Taylor Swift releases anti-homophobia song ‘You Need To Calm Down’

Taylor Swift performed at New York's Stonewall Inn

Taylor Swift has released the second single from her forthcoming album Lover, a song called “You Need To Calm Down,” which combats homophobia and celebrates Pride month.

The brand new single, coincidentally released on Donald Trump’s 73rd birthday, name-checks GLAAD.

In the first verse, Swift apparently references her own Twitter mentions, singing, “You are somebody that I don’t know / But you’re takin’ shots at me like it’s Patron / And I’m must like, damn, it’s 7 a.m. / Say it in the street, that’s a knockout / But you say it in a tweet, that’s a cop-out.”

“Why are you mad when you could be GLAAD?” Swift sings in the second verse.

Then, she sings about the anti-LGBT protesters who sometimes show up at Pride parades.

“Sunshine on the street at the parade / But you would rather be in the dark ages / Makin’ that sign must’ve taken all night,” Swift wings.

Later in the song, Swift sings, “You just need to take several seats and then try to restore the peace / And control your urges to scream about all the people you hate / ‘Cause shade never made anybody less gay.”

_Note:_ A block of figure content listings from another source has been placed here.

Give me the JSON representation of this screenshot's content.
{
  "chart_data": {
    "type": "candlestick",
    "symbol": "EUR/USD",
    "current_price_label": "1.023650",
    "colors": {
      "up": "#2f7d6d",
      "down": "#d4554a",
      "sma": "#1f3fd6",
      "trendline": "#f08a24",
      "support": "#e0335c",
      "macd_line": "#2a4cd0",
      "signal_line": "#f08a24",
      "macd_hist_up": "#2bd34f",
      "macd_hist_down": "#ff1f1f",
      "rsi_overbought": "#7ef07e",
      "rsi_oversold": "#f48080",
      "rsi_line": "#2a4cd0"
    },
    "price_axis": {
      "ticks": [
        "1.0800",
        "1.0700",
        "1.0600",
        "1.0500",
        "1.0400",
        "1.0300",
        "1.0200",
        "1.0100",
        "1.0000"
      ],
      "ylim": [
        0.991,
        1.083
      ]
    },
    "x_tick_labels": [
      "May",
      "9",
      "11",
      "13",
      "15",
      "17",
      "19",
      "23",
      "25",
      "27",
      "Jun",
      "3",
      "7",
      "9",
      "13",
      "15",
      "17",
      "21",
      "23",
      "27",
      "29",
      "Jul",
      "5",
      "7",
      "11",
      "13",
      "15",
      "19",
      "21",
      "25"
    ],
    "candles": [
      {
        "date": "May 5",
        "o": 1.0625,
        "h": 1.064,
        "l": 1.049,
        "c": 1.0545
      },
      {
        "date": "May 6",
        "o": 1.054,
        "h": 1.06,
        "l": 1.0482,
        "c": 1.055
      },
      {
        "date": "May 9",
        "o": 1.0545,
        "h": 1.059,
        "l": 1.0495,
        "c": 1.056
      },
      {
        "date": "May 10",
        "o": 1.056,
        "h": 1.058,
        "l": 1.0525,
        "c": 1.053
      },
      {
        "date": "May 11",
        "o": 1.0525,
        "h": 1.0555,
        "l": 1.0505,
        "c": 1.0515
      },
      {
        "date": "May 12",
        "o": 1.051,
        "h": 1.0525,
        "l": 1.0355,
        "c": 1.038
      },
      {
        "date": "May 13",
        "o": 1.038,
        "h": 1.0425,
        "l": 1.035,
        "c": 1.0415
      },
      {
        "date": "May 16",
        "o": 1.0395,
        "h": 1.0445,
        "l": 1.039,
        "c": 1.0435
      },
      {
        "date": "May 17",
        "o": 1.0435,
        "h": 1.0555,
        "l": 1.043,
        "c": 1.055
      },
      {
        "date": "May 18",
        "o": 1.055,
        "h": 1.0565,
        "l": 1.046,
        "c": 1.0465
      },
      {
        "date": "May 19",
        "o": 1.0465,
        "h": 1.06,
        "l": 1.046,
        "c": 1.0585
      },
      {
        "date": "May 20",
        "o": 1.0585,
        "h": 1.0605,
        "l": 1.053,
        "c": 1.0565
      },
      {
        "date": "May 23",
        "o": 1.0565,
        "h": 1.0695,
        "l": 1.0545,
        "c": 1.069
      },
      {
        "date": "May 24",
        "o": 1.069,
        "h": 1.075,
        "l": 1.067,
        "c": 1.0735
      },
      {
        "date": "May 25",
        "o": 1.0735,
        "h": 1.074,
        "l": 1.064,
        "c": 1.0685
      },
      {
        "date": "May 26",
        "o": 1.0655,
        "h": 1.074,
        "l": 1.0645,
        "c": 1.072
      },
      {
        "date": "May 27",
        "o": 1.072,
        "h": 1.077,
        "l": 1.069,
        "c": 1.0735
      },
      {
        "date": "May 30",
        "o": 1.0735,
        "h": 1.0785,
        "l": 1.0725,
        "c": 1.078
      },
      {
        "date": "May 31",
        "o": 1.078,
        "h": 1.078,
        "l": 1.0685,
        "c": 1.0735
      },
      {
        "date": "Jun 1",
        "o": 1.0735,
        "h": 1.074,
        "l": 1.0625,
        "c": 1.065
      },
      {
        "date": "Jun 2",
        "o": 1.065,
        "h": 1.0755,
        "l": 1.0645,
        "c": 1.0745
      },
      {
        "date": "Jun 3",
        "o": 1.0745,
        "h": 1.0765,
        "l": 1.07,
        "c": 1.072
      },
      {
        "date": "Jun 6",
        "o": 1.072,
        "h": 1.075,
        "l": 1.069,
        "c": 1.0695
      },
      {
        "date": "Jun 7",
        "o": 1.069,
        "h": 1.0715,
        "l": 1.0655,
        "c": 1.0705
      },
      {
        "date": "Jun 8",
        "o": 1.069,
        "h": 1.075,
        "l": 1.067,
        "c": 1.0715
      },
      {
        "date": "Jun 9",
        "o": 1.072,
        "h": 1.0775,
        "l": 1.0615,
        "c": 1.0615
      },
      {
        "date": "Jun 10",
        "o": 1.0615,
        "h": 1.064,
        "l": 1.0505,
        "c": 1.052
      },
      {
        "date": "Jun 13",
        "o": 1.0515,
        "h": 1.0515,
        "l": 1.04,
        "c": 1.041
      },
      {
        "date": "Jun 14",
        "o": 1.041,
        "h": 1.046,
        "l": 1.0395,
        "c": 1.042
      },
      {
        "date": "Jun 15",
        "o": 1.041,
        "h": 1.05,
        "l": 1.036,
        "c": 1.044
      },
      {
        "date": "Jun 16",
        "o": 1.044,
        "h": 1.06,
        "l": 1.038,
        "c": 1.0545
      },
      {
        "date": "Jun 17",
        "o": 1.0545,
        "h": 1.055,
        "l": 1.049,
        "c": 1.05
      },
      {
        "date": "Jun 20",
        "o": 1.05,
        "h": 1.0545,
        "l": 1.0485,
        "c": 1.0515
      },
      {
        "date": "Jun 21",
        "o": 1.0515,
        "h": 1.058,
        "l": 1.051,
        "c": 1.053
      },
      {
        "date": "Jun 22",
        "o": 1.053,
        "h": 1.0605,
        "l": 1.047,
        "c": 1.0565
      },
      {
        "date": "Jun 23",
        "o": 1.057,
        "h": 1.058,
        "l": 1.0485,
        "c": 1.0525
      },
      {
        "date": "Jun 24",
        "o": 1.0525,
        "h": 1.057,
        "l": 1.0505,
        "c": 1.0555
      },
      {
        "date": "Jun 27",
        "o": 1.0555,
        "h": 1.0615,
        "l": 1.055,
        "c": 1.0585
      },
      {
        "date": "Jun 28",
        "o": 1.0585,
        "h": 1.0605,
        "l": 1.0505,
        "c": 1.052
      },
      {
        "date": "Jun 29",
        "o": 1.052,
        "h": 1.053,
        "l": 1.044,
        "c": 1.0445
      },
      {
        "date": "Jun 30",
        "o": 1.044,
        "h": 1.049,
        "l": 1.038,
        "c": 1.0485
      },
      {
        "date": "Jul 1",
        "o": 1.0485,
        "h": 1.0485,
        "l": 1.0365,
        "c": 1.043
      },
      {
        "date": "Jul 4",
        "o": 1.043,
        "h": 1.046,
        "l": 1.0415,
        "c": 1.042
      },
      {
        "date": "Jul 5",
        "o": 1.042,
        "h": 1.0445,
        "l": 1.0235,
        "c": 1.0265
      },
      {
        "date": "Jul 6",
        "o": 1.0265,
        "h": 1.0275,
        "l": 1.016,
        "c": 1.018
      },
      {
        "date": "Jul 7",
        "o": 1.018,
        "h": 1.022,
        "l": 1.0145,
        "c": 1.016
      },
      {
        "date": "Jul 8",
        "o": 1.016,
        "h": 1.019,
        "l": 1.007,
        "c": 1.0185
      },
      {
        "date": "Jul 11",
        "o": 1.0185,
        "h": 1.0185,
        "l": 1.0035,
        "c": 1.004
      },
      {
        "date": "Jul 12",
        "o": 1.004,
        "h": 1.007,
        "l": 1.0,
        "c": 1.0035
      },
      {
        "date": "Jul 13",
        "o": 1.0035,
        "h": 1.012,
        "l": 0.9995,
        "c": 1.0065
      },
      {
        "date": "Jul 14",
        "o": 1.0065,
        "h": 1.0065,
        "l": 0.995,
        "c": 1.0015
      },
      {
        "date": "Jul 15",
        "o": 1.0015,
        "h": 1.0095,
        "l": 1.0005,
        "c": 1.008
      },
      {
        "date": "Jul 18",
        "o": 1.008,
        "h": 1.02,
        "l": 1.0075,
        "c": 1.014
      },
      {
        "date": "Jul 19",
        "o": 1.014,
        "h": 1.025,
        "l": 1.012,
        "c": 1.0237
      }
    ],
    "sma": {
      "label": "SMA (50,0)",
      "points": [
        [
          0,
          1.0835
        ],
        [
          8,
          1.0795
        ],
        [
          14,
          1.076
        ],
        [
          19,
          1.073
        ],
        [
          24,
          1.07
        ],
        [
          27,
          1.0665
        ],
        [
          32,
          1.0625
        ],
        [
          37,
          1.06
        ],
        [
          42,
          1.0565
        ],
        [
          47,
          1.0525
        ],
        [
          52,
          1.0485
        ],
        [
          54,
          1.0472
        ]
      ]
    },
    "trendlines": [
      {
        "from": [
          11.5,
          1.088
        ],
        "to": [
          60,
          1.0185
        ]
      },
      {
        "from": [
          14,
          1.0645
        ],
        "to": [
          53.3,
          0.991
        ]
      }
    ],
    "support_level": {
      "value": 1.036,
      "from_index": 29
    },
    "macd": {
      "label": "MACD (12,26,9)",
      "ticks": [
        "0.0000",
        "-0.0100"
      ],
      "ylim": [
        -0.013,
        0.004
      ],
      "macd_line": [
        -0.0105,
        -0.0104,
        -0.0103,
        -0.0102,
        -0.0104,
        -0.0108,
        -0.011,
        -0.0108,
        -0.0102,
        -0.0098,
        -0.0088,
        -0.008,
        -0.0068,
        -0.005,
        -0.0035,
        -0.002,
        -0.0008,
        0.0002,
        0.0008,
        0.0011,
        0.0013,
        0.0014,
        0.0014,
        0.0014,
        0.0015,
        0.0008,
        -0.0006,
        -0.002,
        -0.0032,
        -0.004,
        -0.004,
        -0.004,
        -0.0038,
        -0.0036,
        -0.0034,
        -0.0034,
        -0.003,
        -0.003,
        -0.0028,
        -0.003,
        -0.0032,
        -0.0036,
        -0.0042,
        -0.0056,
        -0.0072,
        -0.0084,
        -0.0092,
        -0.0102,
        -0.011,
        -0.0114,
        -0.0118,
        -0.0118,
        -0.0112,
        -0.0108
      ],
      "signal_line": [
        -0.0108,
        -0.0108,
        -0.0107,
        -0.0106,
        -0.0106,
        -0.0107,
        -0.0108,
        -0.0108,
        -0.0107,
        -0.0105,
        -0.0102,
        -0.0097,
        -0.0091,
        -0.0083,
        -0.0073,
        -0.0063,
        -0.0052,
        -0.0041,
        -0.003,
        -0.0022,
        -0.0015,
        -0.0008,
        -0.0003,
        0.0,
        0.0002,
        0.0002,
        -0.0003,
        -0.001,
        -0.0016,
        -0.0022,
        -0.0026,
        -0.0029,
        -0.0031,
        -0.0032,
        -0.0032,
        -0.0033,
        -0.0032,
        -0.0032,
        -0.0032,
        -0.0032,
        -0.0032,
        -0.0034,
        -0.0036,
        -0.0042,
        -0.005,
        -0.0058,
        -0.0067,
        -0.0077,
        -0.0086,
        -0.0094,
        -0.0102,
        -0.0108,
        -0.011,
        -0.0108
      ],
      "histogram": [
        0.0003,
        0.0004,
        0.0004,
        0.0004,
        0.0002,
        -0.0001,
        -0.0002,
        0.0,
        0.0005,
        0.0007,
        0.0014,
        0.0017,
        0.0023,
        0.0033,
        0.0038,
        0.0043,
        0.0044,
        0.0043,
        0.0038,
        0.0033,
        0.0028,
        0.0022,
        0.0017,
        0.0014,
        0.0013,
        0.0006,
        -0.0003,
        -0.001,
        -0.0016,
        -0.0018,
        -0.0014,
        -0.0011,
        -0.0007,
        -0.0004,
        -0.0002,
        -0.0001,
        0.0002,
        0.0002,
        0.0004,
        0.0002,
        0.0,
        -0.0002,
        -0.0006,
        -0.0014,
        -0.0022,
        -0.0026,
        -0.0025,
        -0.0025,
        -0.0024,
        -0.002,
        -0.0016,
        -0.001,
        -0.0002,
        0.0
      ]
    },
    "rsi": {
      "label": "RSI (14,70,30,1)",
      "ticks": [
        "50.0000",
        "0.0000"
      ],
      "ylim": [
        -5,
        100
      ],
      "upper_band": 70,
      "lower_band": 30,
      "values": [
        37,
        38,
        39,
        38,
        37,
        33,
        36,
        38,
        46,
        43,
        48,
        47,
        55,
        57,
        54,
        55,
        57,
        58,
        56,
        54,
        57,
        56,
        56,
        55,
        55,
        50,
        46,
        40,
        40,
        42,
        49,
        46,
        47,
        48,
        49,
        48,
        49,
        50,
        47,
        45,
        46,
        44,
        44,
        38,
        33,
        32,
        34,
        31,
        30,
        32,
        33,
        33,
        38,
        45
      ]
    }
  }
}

Taylor Swift criticised Trump this Pride month

On June 1, Swift wrote an open letter to the Republican senator in her home state of Tennessee. In the letter, she urged him to support the Equality Act as it moves to the Senate.

“As you know, the House just passed the Equality Act, which would protect LGBTQ people from discrimination in the workplace, in their homes and in schools,” Swift said.

“For American citizens to be denied jobs or housing based on who they love or how they identify, in my opinion is un-American and cruel.”

Swift also publicly criticised Trump for the first time in the letter.


“I personally reject the President’s stance that his administration ‘supports equal treatment of all,’ but that the Equality Act, ‘in its current form is filled with poison pills that threaten to determine parental and conscience rights’,” Swift said.

“That statement implies that there is something morally wrong with you being anything other than heterosexual or cisgender, which is an incredibly harmful letter to send to a nation full of healthy and loving families with same-sex, non-binary or transgender parents, sons or daughters,” she said.

Swift has also created a petition on change.org asking the Senate to support the Equality Act when it reaches them for consideration.

Her album Lover will be released on August 23.